One is "Gramsci's Guide to Vimy Ridge" by C.P Champion. It's an attack on The Vimy Myth by Ian McKay and Jamie Swift (and their earlier work Warrior Nation too). In the first line McKay and Swift are denounced for pursuing "a seething and repetitive vendetta," and it pretty much continues that way. The debate here is about Vimy and about views on the meaning of Canada's First World War.
I had thought, after watching the Vimy commemorations last spring, that the Vimy debate was pretty much over, and the McKay/Swift position had won decisively.
It was impressive to me how every historian who participated in the Vimy commemorations made a point of disavowing the claim that "Canada was born at Vimy." The claim remained on the lips of broadcasters and politicians, maybe, but used to be standard among military historians too, and it no longer is. Surely this was the heart of the Vimy Myth, and I give much of the credit to McKay and Swift for having helped put a stake in it.
Indeed, Champion, while wishing to reopen the debate, accepts the new consensus that Canada was not "born at Vimy," but remains furiously opposed to the anti-war and anti-militarism conclusions McKay and Swift draw.
The other historically-rooted polemic, now a couple of months old, is "For Future Use," Richard Jago's "obituary" for Conrad Black. Black is very much not dead, and Jago acknowledges that from the start, but he notes that newspapers often prepare and file advance obits. Borrowing that model, he speculates what ought to be in preparation for Black. The specific impetus for Jago's review of Black's career is the commentator's attitudes to Indigenous peoples, which he explores in detail.

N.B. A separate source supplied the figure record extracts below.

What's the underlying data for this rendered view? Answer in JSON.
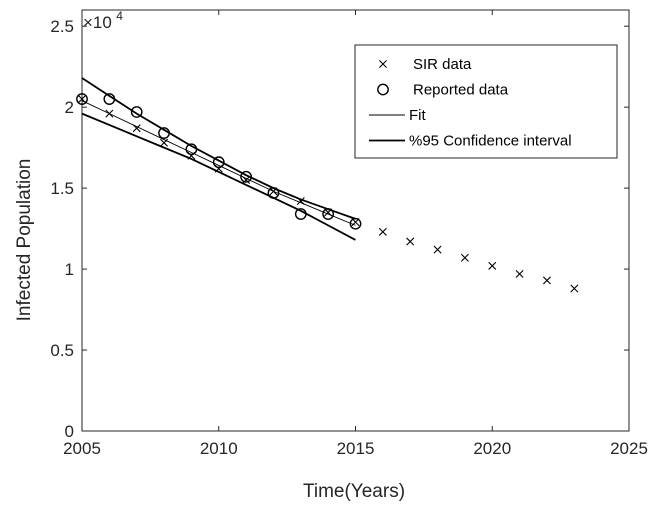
{
  "chart_data": {
    "type": "line",
    "xlabel": "Time(Years)",
    "ylabel": "Infected Population",
    "xlim": [
      2005,
      2025
    ],
    "ylim": [
      0,
      2.6
    ],
    "xticks": [
      2005,
      2010,
      2015,
      2020,
      2025
    ],
    "xtick_labels": [
      "2005",
      "2010",
      "2015",
      "2020",
      "2025"
    ],
    "yticks": [
      0,
      0.5,
      1,
      1.5,
      2,
      2.5
    ],
    "ytick_labels": [
      "0",
      "0.5",
      "1",
      "1.5",
      "2",
      "2.5"
    ],
    "y_multiplier_base": "×10",
    "y_multiplier_exp": "4",
    "grid": false,
    "legend_position": "top-right",
    "series": [
      {
        "name": "SIR data",
        "kind": "marker-x",
        "x": [
          2005,
          2006,
          2007,
          2008,
          2009,
          2010,
          2011,
          2012,
          2013,
          2014,
          2015,
          2016,
          2017,
          2018,
          2019,
          2020,
          2021,
          2022,
          2023
        ],
        "y": [
          2.05,
          1.96,
          1.87,
          1.78,
          1.7,
          1.62,
          1.55,
          1.48,
          1.42,
          1.35,
          1.29,
          1.23,
          1.17,
          1.12,
          1.07,
          1.02,
          0.97,
          0.93,
          0.88
        ]
      },
      {
        "name": "Reported data",
        "kind": "marker-o",
        "x": [
          2005,
          2006,
          2007,
          2008,
          2009,
          2010,
          2011,
          2012,
          2013,
          2014,
          2015
        ],
        "y": [
          2.05,
          2.05,
          1.97,
          1.84,
          1.74,
          1.66,
          1.57,
          1.47,
          1.34,
          1.34,
          1.28
        ]
      },
      {
        "name": "Fit",
        "kind": "line-thin",
        "x": [
          2005,
          2006,
          2007,
          2008,
          2009,
          2010,
          2011,
          2012,
          2013,
          2014,
          2015
        ],
        "y": [
          2.04,
          1.96,
          1.88,
          1.8,
          1.72,
          1.64,
          1.56,
          1.48,
          1.41,
          1.34,
          1.27
        ]
      },
      {
        "name": "%95 Confidence interval",
        "kind": "line-thick",
        "x": [
          2005,
          2006,
          2007,
          2008,
          2009,
          2010,
          2011,
          2012,
          2013,
          2014,
          2015
        ],
        "y": [
          2.18,
          2.07,
          1.96,
          1.86,
          1.76,
          1.67,
          1.58,
          1.5,
          1.43,
          1.37,
          1.31
        ]
      },
      {
        "name": "",
        "kind": "line-thick",
        "x": [
          2005,
          2006,
          2007,
          2008,
          2009,
          2010,
          2011,
          2012,
          2013,
          2014,
          2015
        ],
        "y": [
          1.96,
          1.89,
          1.82,
          1.75,
          1.68,
          1.6,
          1.52,
          1.44,
          1.36,
          1.27,
          1.18
        ]
      }
    ]
  }
}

These may have been exemplified in Rise to Greatness, Black's history of Canada -- the one that begins with the Viking explorations.
Attacks on Jago have probably been more widely circulated than the original piece.
Update, November 2: Andrew Baldwin comments:
Whatever Christie Blatchford may think, I find the idea of writing fake obituaries of living Canadian figures one disapproves of hugely appealing and I plan to start my fake obituary of David Dodge shortly.
However, I was put off by Jago's scorn for Black's various of the pre-contact Native population of this country as 100,000, 200,000 or 300,000. The estimates may not even be contradictory, as the beginning of contact can be defined in different ways, spanning centuries. If Jago is such a big expert on Canada's Native population, why didn't he set the record straight. What are the best estimates of the Native population at the time preceding the Viking settlements, in 1492? when Jacques Cartier sailed up the Saint Lawrence, and so forth. There are probably a lot of Canadians like me who don't know much about Conrad Black, and know even less about Native demographics, but take an interest in both.
Love your blog! Keep up the great work!Best estimates seem to be that all estimates of indigenous populations in the Americas pre-1492 are unreliable, as they depend on how early and how widespread were the waves of early epidemics. The estimates rose enormously as understanding of the impact of those epidemics grew a generation ago, and then, it seems, some pushback developed, arguing lack of evidence for the largest estimations.
But there seems to be continuing support for a population estimate of 10 million or more in North America north of Mexico, and for approximations from 200,000 to 2,000,000 across what is now Canada with particular concentrations on the west coast and in the Great Lakes-St Lawrence region. See the survey and citations in this Wikipedia essay and this piece in The Canadian Encyclopedia.
Short version: populations pre-contact were a lot larger than post-contact.